Societal value – CoVID has reminded citizens of their own vulnerability. People see how the actions of an individual, a company, or even a nation affect the fortunes of others. Personal experiences of ill-health, watching friends die, or observing devastation from afar are influencing our priorities. Thoughts about well-being and happiness will motivate future choices and actions.

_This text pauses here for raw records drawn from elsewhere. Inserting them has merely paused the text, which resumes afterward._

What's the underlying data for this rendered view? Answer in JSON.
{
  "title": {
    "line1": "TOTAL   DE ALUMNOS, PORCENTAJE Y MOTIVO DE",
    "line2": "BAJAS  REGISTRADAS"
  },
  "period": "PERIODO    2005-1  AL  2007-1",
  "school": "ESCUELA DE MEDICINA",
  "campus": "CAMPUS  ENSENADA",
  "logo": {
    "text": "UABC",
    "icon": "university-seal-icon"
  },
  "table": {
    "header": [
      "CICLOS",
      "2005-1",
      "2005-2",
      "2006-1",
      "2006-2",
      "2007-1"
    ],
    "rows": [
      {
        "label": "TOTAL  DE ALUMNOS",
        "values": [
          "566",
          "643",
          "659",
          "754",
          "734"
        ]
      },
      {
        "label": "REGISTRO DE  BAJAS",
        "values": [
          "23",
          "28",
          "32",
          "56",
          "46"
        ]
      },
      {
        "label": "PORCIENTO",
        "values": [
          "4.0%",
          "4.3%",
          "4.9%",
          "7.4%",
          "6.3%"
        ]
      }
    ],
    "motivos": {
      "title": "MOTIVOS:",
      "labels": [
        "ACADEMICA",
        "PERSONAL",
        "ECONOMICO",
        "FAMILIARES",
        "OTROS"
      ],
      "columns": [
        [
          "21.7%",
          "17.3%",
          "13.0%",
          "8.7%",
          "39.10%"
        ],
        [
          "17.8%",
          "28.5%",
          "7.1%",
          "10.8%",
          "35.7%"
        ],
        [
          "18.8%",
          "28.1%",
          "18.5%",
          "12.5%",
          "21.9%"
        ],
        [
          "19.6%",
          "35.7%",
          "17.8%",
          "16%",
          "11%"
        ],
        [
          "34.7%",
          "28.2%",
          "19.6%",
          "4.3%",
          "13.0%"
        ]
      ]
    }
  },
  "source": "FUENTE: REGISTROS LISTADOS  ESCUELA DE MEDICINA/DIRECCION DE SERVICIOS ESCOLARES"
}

Combined, these challenges represent a headwind for the months to come. Still, this is also a chance to secure competitive edge. The businesses that emerge from 2020 in good shape will discover creative ways to deliver these three forms of value.
Cornerstones of sustainable business
Still, CSR is not enough. Nor is tub-thumping about brand purpose. Values pasted on head-office walls go only so far. Cutting plastic from the canteen is last year’s news.
What is required is a deliberate and iterative effort to establish, or build further, what we view as the four cornerstones of sustainable business. These are strategy, leadership, practice, and dialogue.
The recommendations below are all easier said than done. But each strengthens the company’s ability – first, to overcome the disruption of CoVID; and second, to answer the newest demands of employees, customers, and shareholders.
Strategy
1. Examine how sustainable business has to be more than a side-show.
2. Agree three kinds of strategic objectives: economic, environmental, and societal.
3. Commit money and resources to diverse initiatives that balance the aims.
4. Show employees how the three forms of value enable and reinforce each other.
Leadership
1. Question the unspoken belief that a company exists only for its shareholders.
2. From the top, make visible and personal commitments to the three-aim strategy.
3. Help senior managers in all functions see merit in value alongside the P&L.
4. Set out leadership standards to align day-to-day work with stakeholder needs.
Practice
1. Agree the principles of a workplace culture that values stakeholder outcomes.
2. Introduce performance metrics that are consistent with strategic ambitions.
3. Seek novel ways to secure all three forms of value from the same work.
4. Abandon initiatives and practices that undermine any one of the three aims.
Dialogue
1. Give employees chance to explore for themselves the need for sustainability.
2. Explain with imagination why customers should invest in sustainable offerings.
3. Set up, lead, or support initiatives to enhance the industry’s value chain.
4. Educate people and nurture change; leave virtue signalling to lesser rivals.